## Line Chart: CIFAR-10 Test Accuracy vs. Number of Classes
### Overview
The image is a line chart comparing the test accuracy of two models, FedProto and FedMRL, across different numbers of classes. The x-axis represents the number of classes, ranging from 2 to 10. The y-axis represents the test accuracy, ranging from 40 to 100.
### Components/Axes
* **Title:** CIFAR-10
* **X-axis Title:** Number of Classes
* **X-axis Markers:** 2, 4, 6, 8, 10
* **Y-axis Title:** Test Accuracy
* **Y-axis Markers:** 40, 60, 80
* **Legend:** Located in the center-left of the chart.
* **FedProto:** Represented by a dashed light green line with circle markers.
* **FedMRL:** Represented by a solid light purple line with star markers.
### Detailed Analysis
* **FedProto:** The dashed light green line represents the performance of the FedProto model.
* At 2 classes, the test accuracy is approximately 94%.
* At 4 classes, the test accuracy is approximately 72%.
* At 6 classes, the test accuracy is approximately 62%.
* At 8 classes, the test accuracy is approximately 54%.
* At 10 classes, the test accuracy is approximately 40%.
* **Trend:** The test accuracy of FedProto decreases as the number of classes increases.
* **FedMRL:** The solid light purple line represents the performance of the FedMRL model.
* At 2 classes, the test accuracy is approximately 94%.
* At 4 classes, the test accuracy is approximately 86%.
* At 6 classes, the test accuracy is approximately 80%.

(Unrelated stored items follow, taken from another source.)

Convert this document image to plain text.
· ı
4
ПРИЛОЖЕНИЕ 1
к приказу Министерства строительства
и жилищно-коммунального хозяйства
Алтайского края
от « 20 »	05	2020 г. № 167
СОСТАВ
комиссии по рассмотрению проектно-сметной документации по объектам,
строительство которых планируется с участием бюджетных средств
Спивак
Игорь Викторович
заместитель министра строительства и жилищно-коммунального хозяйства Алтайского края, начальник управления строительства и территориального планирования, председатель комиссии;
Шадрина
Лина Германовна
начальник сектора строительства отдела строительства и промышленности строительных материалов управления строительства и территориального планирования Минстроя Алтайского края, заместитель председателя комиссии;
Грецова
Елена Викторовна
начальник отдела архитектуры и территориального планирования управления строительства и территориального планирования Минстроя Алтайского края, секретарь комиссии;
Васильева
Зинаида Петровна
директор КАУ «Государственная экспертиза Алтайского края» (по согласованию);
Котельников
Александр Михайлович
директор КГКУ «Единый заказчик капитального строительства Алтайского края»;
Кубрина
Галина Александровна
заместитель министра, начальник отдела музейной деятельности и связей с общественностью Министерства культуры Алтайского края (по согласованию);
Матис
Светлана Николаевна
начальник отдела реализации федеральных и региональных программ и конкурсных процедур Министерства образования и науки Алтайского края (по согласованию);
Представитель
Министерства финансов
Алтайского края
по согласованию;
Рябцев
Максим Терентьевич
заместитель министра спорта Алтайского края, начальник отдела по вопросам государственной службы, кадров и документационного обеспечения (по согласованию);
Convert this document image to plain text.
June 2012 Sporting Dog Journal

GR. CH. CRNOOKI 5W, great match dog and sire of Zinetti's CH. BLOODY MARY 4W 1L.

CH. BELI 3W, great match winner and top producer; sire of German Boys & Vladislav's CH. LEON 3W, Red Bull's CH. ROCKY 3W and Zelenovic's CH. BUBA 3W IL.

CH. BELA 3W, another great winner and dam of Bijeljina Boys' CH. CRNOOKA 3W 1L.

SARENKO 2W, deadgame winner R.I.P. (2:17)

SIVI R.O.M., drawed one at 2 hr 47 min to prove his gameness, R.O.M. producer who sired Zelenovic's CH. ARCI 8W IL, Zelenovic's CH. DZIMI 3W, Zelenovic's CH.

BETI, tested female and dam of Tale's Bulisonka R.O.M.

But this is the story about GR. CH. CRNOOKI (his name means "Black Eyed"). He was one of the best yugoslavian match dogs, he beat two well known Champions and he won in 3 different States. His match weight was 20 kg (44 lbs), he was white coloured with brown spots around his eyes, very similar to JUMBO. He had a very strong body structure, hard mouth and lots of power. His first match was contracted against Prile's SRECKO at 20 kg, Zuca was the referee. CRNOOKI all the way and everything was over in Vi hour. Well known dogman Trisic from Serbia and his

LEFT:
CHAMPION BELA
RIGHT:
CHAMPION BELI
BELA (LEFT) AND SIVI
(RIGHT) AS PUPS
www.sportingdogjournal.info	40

* At 8 classes, the test accuracy is approximately 76%.
* At 10 classes, the test accuracy is approximately 63%.
* **Trend:** The test accuracy of FedMRL also decreases as the number of classes increases, but at a slower rate than FedProto.
### Key Observations
* Both models exhibit decreasing test accuracy as the number of classes increases.
* FedMRL consistently outperforms FedProto across all tested numbers of classes.
* The performance gap between FedMRL and FedProto widens as the number of classes increases.
### Interpretation
The chart demonstrates that both FedProto and FedMRL models experience a decline in test accuracy when faced with a larger number of classes in the CIFAR-10 dataset. However, FedMRL maintains a higher level of accuracy compared to FedProto, suggesting it is more robust to the challenge of increasing class complexity. The widening performance gap indicates that FedMRL's advantage becomes more pronounced as the classification task becomes more difficult. This could be due to FedMRL's architecture or training methodology being better suited for handling a larger number of distinct classes.